She had no reason to believe him, but she studied him seriously nevertheless; held herself perfectly still and assessed him with those strangely colored eyes. It was almost a cop’s stare, flat and unyielding, guaranteed to make the guilty look away first. Well, he might be guilty as hell, but he’d be damned if he looked away.
Time passed, a minute, two, before she dropped her chin in the merest fraction of a nod. Then she inclined her head toward the keys still sitting in the ignition.
“You drive,” she said.
He took great pains to belt her and the little boy securely into the rear seat before he grabbed the padded duffel bag, pulled a black T-shirt out of it and mopped himself off with it before sliding it on. Then he climbed into the car, repositioned the driver’s seat to fit his height and did as Allyn suggested. Gravel spit out from underneath the tires when they pulled out of the parking lot, punctuating the urgency with which he drove.
The sensation of power shifting and balancing uncomfortably between them was almost overwhelming.
Allyn did her best not to look at him, not to watch his face in the mirror. The accidental touches when he’d wrapped the shoulder belt around her had been wholly impersonal but nonetheless a challenge to ignore. She liked the smell of him, the taste of him, the muskiness that lay heavy in her lungs. The very thought scared her to death.
He scared her to death.
Of course, being afraid of him only made sense, but there was no way on earth she planned to let him know it.

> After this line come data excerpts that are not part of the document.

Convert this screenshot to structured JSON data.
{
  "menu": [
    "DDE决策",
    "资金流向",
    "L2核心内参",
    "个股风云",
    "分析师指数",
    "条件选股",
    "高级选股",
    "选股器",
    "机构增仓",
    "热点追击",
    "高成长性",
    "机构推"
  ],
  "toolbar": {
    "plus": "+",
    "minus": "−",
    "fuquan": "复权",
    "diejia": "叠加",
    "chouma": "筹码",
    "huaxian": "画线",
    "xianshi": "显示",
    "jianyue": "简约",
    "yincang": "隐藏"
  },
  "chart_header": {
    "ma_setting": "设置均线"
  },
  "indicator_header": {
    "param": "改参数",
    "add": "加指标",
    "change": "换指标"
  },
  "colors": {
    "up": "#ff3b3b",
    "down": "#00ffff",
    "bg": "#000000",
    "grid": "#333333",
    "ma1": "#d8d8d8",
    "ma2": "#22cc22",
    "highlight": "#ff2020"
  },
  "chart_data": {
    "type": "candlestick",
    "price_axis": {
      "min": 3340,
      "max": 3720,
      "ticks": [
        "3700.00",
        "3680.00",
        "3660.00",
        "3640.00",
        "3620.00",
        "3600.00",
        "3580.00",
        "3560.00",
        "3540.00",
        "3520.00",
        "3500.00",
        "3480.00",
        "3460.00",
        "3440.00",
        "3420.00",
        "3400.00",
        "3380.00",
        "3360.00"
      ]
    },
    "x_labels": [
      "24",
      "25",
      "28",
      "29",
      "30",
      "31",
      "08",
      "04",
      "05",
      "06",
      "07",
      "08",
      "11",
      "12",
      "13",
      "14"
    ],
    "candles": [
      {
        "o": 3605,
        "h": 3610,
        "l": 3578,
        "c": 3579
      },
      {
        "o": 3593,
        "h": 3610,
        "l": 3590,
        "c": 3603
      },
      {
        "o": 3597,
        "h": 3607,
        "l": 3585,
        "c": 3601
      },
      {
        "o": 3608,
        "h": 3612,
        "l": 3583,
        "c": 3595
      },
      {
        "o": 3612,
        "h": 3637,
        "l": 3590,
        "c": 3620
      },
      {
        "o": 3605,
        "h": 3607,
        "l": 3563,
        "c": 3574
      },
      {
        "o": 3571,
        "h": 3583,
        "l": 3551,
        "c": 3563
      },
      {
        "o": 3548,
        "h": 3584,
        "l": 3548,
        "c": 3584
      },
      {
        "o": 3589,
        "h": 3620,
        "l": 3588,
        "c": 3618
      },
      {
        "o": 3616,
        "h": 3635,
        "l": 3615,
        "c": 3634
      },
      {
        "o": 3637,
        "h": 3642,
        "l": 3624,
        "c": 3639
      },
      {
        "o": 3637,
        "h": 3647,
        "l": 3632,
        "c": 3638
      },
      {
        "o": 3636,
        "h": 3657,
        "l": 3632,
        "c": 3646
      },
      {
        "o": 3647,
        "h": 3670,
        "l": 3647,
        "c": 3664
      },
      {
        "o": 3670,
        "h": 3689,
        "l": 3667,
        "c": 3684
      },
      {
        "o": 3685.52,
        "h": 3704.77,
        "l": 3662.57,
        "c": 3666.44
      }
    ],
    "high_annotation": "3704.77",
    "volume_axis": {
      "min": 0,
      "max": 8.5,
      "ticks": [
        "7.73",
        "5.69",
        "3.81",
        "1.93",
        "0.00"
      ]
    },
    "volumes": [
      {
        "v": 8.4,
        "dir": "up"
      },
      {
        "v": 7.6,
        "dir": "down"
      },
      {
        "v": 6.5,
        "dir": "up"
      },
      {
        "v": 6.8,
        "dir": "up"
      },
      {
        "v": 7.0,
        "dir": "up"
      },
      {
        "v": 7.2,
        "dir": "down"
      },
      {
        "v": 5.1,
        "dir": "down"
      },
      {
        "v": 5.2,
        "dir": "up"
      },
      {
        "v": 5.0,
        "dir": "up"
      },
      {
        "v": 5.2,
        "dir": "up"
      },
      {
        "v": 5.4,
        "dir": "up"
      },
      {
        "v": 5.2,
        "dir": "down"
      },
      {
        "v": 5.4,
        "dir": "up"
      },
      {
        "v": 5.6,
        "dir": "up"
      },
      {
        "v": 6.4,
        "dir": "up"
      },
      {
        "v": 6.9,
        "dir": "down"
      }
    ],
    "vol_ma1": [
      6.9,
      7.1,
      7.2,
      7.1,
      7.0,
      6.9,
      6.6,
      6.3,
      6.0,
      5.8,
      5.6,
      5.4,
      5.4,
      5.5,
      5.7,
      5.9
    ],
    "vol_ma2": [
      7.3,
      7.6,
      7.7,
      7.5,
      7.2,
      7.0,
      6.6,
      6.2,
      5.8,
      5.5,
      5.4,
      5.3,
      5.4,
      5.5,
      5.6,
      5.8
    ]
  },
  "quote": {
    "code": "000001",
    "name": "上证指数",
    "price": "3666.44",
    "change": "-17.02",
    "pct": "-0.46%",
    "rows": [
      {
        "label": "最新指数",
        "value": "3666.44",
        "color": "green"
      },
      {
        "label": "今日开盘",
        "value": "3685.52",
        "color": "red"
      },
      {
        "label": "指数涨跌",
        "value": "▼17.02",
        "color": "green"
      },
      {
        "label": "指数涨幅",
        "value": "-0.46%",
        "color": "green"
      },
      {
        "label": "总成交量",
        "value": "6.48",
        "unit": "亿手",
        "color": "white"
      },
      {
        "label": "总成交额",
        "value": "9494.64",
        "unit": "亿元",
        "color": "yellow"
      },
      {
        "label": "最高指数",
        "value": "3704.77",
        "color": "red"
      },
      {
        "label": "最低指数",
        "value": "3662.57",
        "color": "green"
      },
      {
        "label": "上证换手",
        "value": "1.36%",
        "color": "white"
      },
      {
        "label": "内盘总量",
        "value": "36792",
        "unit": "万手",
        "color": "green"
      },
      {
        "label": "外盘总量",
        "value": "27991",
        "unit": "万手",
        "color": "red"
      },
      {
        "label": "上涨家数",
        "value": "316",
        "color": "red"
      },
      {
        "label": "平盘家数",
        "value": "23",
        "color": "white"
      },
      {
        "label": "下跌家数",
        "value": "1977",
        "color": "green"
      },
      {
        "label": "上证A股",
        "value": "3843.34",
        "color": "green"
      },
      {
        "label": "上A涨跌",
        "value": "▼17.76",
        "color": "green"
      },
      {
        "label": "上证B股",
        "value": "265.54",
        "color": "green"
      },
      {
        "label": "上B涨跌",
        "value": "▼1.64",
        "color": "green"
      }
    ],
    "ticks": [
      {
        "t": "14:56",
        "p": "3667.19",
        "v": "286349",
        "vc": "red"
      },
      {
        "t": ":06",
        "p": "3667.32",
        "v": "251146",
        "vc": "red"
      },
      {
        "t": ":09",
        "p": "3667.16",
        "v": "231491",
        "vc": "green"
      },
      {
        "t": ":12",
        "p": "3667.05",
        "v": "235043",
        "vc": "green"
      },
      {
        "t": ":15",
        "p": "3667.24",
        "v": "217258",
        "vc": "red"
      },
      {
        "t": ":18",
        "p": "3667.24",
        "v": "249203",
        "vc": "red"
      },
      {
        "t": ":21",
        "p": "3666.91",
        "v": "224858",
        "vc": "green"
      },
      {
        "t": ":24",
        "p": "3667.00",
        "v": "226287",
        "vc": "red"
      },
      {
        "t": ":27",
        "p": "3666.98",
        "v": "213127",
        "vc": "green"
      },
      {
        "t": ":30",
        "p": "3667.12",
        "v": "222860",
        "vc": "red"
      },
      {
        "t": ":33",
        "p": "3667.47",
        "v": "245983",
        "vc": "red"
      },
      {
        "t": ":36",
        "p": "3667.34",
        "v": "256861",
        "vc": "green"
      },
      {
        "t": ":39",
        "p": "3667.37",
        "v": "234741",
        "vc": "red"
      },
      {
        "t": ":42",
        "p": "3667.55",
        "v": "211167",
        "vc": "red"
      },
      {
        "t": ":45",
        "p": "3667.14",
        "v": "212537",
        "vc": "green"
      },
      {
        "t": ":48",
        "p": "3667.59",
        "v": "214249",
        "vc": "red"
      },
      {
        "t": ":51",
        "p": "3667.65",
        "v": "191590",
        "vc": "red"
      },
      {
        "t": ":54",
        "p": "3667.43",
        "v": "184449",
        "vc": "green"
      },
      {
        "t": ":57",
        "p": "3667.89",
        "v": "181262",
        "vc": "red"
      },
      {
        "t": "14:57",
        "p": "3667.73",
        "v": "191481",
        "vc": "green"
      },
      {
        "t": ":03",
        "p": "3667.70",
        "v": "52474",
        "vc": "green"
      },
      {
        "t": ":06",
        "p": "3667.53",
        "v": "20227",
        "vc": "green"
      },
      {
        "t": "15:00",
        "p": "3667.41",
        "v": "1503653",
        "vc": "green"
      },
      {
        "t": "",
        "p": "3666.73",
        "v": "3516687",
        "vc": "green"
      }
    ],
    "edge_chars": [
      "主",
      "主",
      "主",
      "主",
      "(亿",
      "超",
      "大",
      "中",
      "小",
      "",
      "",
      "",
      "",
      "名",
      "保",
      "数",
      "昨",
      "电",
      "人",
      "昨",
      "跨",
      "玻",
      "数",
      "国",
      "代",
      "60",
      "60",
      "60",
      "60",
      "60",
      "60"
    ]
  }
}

Reluctantly, Allyn turned her attention to the child in her arms. She’d held a lot of little ones in her lifetime; she was a fair bit older than most of her cousins, and then there were Becky’s kids. All in all, in a family as closely knit as her mother’s, it added up to experience. Experience told her that this youngster was not at all in the shape he should be.
He was dressed in a toddler’s dirty undershirt and a pair of cotton training pants, underneath which he wore a soggy disposable diaper. His hair was blond, skin white to the point of translucence, threaded with the blue and lavender of veins; the light pulse at his throat was visible. Aside from the occasional twitch of eyelids, the pulse was the only movement she could detect in him. And while outside it was hot, he felt cold and clammy to touch; instinctively she wanted to bundle him tight, to warm him. She twisted as best she could to reach behind her for the blanket she kept on the car’s rear window shelf.
“What are you doing?” her captor queried sharply.
“He’s cold.” She met his gaze in the rearview mirror, noted the color of his eyes for the first time: midnight blue. Concerned, but about as genial as a hawk’s. “I’m wrapping him up.”
“Good.” Then, almost apologetically, “There weren’t any blankets where he was. There wasn’t much of anything. I’m not even sure he’s worn clean clothes in the past couple of weeks. Or had a bath. Or eaten much, or done anything kids do. I couldn’t do anything for him where he was. I had to take him.”
Again he met her glance in the mirror. Truth and something more were there where she didn’t want to see either of them. She dropped her gaze first, stroked the child’s hair.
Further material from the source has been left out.